İSLÂM DÜŞÜNCESİNDE ESKATOLOJİYE YÖNELİK HETERODOKSAL BİR YORUM: KAZANILAN ÖLÜMSÜZLÜK

Öz İslâm düşünce tarihinde, gerek teolojik gerekse felsefî problemlere yönelik farklı çözüm arayışları hep ileri sürülmüştür. Bu arayışların en temel hedefi, dinsel fikirlerin ve dilin ardında bulunan önemli noktaların ortaya çıkarılması ve izah edilmesi yönündeki işlevselliği aydınlatmaktır. Bu amaçla, düşünce tarihinde geniş ve ciddi bir yer kapsayan, özellikle de egzistansiyel açıdan büyük bir önem ve değer taşıyan ölümden sonra hayat problemi hakkında farklı yorumların ileri sürüldüğü görülmektedir. Bu yorumlar arasında öne çıkan farklı yaklaşımlardan biri, İslâm düşünürleri olan Farabî ve Muhammed İkbal tarafından ele alınan kazanılan ölümsüzlük görüşüdür.
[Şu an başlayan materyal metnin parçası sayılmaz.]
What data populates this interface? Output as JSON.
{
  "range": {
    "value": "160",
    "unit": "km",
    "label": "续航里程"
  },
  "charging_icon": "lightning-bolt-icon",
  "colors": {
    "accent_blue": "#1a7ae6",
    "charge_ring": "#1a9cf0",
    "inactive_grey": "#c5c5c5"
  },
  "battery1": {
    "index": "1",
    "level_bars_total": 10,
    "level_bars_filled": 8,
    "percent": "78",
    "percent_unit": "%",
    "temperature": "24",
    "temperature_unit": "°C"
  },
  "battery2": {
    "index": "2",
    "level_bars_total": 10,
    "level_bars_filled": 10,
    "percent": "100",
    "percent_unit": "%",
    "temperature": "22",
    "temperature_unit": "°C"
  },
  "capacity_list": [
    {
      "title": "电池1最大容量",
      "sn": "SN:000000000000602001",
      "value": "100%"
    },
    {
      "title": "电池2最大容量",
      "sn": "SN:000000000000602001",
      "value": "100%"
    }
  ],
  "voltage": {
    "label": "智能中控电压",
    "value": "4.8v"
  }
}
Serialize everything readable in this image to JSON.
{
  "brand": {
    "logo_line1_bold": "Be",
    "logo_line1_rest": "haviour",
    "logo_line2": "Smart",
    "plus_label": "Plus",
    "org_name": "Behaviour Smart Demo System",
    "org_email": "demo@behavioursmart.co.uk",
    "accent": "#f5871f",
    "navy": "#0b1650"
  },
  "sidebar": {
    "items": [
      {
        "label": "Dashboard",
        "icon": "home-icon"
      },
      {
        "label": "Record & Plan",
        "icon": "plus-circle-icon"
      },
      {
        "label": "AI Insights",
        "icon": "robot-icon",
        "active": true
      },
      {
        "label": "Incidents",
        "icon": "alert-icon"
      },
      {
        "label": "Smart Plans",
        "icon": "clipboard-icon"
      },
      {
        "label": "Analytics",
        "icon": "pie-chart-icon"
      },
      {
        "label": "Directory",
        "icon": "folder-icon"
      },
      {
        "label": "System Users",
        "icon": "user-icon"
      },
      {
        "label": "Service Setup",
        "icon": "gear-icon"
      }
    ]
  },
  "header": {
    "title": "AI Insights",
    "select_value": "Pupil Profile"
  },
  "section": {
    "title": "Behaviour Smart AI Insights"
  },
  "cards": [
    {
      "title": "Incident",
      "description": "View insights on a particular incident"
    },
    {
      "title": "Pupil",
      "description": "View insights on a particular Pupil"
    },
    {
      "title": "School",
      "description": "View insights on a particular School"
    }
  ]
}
Kazanılan ölümsüzlük, bireyin benliğini hem teorik hem de pratik anlamda sürekli olarak geliştirmesi, zenginleştirmesi ve olgunlaştırmasının bir sonucu olarak ayrıcalıklı bir pozisyona ulaşma diye ifade edilebilir. Kazanılan ölümsüzlük, verilen bir şey değil, nazarî ve amelî uzun gayretler sonucunda kazanılan bir şeydir. Farabî, kazanılan ölümsüzlük konusunda, nefs kavramını gündeme getirir ve anılan görüşlerini bu bağlamda ortaya koyar. İkbal ise benliğin hayat aktivitesiyle olgunlaşıp ve böylelikle ölümsüzlüğü elde edebileceği fikrini ileri sürer. Bu çalışmanın amacı, ölümden sonra hayat konusunda ikna edici, umut verici ve soyut ile somut dayanaklarla ifade edilebilen, düşünce tarihinde konunun tartışmalarının seyrini etkileyebilecek olan ve İslâm düşünürlerinin önemini vurgulayan bir kavram olma mahiyeti taşıyan kazanılan ölümsüzlük görüşünü tartışmaya sunmaktır. Bu tartışma yapılırken takip edilecek yöntem, sistematik karşılaştırma yöntemidir. Muhtemel sonuçlar, İslâm düşünce tarihinin birçok konuda olduğu gibi, ölümden sonra hayat konusunda da farklı yaklaşımları gündeme getirdiğini ortaya koymak, eskatolojik tartışmalar yapılırken yeni bir kavrama odaklanmasını sağlamak, Farabî ve İkbal’in problemlere yönelik özgün görüşlerinin daha iyi bilinmesini aydınlığa kavuşturmaktır

___

.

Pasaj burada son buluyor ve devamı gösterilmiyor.